I could talk about how much I love my job all day and would hand on heart encourage anyone, women, and men to get involved in FM. It has been perceived as a male-heavy industry, but I’m seeing this start to shift, with gender inclusion becoming more and more commonplace. I count myself extremely fortunate to have found something I love to do, and I enjoy managing every single event. Every day is so different, and you get to meet so many different people from so many different businesses and brands. I get so much job satisfaction when I see the processes that we have created, come together to form seamless project execution. I know that the plans we form will always lead to a fantastic outcome and the team are experts at what they do, they can activate with their eyes closed. It’s also wonderful when you receive fantastic feedback from the client praising the team on a job well done. The job also keeps you super fit, which is another bonus.  

Why do you think diversity and equality in the workplace is so important?

Gender equality in the workplace is so important. It means that all employees are treated fairly and with respect, regardless of their gender. This promotes a positive and inclusive workplace culture where everyone feels valued and supported. Gender equality promotes diversity and inclusion in the workplace, which can lead to greater creativity, innovation, and problem-solving abilities. When employees come from different backgrounds and perspectives, they bring different ideas and experiences to the table. Companies have a social responsibility to ensure that all employees are treated with dignity and respect, regardless of their gender or any other characteristic.

If you could meet with an inspirational woman, dead or alive, who would it be and why?

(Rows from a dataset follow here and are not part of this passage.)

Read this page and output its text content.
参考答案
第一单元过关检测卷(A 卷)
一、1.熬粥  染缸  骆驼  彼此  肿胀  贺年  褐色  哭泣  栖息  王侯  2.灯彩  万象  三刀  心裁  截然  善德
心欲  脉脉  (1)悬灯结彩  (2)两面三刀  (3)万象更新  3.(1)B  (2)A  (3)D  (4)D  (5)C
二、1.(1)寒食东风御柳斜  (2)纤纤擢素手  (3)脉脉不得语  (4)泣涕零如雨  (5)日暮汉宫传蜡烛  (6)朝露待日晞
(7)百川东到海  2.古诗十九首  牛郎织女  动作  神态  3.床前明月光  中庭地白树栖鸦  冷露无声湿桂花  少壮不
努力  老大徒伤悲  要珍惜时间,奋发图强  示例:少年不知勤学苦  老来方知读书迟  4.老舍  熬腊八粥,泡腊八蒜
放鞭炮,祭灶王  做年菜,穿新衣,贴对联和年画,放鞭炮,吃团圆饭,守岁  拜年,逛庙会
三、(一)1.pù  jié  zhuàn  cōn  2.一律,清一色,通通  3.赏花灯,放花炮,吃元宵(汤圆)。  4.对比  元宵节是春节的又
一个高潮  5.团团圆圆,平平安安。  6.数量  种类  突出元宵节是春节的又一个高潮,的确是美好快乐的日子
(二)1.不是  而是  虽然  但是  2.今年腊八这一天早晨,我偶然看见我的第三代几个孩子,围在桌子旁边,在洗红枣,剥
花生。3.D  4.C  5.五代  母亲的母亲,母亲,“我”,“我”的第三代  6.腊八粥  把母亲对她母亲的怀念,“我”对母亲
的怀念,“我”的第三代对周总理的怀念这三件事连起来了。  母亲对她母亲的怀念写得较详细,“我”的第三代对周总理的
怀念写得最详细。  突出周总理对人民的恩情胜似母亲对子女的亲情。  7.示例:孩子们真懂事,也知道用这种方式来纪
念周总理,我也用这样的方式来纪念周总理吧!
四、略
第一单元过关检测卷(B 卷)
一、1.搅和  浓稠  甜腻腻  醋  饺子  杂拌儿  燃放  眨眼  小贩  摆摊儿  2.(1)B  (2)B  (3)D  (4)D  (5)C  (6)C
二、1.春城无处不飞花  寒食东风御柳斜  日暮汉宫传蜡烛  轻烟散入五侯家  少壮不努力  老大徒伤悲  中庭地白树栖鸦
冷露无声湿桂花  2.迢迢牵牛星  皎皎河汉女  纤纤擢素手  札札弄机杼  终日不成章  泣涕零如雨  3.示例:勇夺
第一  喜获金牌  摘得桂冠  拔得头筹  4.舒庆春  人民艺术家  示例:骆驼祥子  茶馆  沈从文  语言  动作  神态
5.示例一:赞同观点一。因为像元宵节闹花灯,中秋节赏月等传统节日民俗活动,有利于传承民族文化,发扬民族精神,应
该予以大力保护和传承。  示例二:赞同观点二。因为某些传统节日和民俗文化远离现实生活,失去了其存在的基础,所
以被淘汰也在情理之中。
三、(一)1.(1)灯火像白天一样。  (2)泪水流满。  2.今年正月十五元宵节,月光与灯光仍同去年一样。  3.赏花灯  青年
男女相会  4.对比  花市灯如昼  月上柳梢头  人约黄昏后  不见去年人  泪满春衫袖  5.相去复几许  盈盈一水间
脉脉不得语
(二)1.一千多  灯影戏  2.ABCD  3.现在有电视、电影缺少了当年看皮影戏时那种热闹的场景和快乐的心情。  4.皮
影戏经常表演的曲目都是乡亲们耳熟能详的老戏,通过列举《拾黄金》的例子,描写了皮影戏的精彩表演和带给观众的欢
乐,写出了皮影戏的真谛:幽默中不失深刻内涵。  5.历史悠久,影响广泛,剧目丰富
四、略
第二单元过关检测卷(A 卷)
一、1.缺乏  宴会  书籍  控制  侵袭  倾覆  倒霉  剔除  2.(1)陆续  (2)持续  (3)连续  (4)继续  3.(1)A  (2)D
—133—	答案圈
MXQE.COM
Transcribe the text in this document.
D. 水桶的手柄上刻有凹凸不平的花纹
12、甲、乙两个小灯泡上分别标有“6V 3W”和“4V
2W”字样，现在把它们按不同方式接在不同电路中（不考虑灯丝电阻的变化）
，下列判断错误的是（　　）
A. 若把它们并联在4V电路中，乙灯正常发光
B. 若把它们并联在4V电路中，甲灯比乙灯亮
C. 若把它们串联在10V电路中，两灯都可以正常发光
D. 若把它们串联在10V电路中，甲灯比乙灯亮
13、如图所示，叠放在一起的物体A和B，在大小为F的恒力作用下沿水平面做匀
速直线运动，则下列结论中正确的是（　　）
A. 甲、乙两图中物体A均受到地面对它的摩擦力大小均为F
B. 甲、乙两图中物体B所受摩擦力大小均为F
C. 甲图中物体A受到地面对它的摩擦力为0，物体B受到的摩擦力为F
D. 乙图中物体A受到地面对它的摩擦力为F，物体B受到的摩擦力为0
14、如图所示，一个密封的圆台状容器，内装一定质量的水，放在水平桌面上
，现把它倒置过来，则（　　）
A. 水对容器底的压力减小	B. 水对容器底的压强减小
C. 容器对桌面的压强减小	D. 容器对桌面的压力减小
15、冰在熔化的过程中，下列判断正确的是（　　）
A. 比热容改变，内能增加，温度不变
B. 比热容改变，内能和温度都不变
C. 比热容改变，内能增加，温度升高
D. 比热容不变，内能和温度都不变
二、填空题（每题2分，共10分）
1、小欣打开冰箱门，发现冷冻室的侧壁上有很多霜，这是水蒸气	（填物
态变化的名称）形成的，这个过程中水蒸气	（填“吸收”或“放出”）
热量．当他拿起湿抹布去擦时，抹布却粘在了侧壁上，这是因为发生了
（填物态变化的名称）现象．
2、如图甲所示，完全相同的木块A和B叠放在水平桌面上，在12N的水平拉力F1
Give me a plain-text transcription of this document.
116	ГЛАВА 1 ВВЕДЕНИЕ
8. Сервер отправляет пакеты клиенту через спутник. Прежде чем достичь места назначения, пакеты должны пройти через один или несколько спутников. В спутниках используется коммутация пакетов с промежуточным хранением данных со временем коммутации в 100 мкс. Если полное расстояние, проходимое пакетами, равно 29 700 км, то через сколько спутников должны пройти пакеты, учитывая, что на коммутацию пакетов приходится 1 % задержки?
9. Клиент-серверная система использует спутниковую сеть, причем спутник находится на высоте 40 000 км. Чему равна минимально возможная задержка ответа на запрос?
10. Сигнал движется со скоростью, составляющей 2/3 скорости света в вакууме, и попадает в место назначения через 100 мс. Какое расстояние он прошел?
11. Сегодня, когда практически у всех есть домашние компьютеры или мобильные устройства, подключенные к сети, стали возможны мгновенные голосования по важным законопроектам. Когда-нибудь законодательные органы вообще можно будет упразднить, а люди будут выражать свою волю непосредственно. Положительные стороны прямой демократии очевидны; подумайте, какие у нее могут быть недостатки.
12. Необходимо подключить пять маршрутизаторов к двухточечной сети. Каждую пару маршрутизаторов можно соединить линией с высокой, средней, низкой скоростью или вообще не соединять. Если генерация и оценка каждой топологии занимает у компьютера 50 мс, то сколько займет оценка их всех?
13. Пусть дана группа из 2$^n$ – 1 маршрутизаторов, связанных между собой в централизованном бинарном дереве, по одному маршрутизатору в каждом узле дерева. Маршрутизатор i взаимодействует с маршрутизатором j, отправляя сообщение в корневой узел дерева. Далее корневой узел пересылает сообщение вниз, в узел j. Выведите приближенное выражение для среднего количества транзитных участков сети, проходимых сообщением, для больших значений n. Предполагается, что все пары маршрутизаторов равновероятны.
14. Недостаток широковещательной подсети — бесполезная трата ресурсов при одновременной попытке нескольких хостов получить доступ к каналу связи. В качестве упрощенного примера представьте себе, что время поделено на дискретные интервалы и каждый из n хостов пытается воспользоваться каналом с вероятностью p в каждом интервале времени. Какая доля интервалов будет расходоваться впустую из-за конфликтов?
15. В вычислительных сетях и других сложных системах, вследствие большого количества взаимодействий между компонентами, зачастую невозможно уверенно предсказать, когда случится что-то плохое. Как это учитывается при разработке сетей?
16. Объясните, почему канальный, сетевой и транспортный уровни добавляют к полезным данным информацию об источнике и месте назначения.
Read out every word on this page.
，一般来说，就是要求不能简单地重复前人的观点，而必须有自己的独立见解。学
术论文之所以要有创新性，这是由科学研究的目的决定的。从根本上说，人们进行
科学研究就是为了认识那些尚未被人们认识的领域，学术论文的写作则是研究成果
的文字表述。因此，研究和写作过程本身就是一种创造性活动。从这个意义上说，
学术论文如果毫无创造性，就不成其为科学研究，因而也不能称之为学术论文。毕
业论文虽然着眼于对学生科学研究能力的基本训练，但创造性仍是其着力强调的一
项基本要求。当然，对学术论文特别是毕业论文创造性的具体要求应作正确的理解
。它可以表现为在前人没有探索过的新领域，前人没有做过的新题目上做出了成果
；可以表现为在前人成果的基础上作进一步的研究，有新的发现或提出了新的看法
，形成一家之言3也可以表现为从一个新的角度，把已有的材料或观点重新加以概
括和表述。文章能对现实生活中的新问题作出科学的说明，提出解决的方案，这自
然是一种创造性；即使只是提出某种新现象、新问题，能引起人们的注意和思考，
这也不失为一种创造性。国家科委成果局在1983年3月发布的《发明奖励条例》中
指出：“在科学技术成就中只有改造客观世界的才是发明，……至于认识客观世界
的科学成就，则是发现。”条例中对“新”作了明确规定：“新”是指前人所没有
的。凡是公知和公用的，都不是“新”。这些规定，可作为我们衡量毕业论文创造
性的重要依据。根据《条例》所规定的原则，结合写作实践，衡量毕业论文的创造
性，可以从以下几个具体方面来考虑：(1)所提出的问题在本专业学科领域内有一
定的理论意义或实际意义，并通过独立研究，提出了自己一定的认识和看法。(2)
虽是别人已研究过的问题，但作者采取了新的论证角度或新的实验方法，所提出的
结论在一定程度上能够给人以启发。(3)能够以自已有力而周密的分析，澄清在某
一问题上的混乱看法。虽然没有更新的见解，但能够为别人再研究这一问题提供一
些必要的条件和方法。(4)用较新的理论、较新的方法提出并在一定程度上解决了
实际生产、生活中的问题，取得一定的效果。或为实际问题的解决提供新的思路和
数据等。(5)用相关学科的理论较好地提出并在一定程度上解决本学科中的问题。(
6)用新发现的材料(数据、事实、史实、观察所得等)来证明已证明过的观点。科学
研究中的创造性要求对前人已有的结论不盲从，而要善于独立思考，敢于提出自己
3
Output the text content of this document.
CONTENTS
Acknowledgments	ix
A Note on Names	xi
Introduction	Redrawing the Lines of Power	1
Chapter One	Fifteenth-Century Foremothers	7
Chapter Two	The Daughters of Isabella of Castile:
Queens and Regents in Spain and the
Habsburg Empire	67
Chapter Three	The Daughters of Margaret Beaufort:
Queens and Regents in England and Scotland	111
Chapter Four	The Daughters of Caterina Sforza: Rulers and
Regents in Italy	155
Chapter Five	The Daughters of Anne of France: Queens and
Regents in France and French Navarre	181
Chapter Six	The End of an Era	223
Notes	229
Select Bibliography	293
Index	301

I would have loved to talk to Princess Diana when she was alive. She was dedicated to humanitarian causes and her charitable work and advocacy were inspiring, she helped to change attitudes and policies across the world. She was known for her kindness and empathy towards others, particularly those who were marginalised or vulnerable. Her compassion and willingness to connect with people from all walks of life made her relatable and loved by many. She was passionate about showing her boys the real world outside of the royal family and ensured that they understood this.

What are you most proud of in your career?

I am so proud to have started a new career and worked to progress so quickly within the business. It is a testament to the fact thatI am confident and capable. I have come a long way and it just goes to show that regardless of where you are in life, with hard work and determination you can always excel in something new.